Captain Nikolin was an officer of gensdarmes who had been specially selected at St. Petersburg and sent out to govern the state prisons at Kara. Kennan speaks of him as “an old and experienced gendarme officer of the most subtle and unscrupulous type, who had received his training under General Muraviov, ‘the hangman, in Poland,’ and had been about thirty years in the service.... He had the suavity and courteous manners of the accomplished gendarme officer, ... and he greeted me with what he intended for frank, open cordiality, softening, so far as possible, all the hard lines of his face; but he could not bring a spark of good fellowship into his cold, watchful gray eyes, and I felt conscious that all his real mental processes were carefully masked.” He was very proud of his position: that he, a simple captain of gensdarmes, had been sent to this important command, where he was independent of local control and entitled to correspond direct with the minister of the interior.
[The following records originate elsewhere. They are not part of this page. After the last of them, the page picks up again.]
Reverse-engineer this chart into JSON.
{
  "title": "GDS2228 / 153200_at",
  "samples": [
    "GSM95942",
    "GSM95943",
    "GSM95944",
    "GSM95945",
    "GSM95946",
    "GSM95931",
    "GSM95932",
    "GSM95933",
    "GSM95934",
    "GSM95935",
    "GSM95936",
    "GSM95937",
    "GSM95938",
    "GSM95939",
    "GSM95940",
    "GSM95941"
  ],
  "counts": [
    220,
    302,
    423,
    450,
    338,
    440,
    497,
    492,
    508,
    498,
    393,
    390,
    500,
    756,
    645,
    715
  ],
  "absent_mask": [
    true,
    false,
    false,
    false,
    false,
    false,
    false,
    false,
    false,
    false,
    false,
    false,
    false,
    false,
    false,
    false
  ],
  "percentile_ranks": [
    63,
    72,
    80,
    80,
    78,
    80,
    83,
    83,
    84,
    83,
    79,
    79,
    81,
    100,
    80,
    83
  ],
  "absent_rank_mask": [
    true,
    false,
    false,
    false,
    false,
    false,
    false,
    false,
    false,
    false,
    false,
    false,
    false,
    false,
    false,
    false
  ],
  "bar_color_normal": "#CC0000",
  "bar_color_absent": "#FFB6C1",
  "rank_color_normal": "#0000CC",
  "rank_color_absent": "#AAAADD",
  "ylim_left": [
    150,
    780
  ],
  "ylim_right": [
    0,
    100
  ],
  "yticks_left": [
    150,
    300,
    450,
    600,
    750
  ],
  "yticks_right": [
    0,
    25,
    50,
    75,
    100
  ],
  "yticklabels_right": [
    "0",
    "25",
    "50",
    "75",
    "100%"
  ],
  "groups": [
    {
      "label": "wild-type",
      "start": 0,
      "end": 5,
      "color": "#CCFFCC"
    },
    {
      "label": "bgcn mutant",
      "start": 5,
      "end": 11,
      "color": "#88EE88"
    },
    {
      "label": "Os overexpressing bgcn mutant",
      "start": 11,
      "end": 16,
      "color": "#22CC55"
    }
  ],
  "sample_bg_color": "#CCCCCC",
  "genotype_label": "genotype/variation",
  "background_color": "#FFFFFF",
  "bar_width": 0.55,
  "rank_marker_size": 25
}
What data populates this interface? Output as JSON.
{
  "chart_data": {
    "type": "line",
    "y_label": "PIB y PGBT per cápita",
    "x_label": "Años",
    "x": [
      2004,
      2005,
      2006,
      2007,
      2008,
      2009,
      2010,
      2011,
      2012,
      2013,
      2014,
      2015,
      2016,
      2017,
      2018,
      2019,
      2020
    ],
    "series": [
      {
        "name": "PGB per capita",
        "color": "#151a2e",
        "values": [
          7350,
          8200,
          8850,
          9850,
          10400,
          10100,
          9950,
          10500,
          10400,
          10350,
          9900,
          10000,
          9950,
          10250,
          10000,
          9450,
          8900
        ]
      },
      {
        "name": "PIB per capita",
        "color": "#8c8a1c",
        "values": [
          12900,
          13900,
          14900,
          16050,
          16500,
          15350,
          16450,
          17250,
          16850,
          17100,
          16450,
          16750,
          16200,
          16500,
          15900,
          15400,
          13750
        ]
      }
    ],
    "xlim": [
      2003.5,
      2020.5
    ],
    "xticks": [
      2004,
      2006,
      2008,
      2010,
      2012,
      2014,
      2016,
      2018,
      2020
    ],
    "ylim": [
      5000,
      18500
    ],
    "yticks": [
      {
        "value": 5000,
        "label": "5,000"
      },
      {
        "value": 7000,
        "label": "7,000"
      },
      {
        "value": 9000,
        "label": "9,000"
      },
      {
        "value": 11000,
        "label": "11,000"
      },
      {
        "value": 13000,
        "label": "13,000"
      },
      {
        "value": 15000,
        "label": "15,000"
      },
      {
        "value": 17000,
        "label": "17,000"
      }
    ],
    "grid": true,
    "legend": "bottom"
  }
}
His whole object was to hoodwink Kennan, whom he assured blandly and mendaciously that the prisoners led a life of ease, even of luxury, sitting in a kamera like a club smoking room, reading and writing and pleasantly conversing. He further asserted that the “politicals” received considerable sums from their friends in Russia; that they bought what books they pleased, had newspapers, including the London Punch and other illustrated papers, and in a word, were “treated with gracious clemency by an enlightened and paternal government.” Nikolin showed the cloven foot later when he urged his colleague to seize Mr. Kennan’s baggage and search it, by which high-handed proceeding, happily avoided, much of the incriminating material so daringly secured by the fearless American, would have been lost to the indignant readers of the civilised world.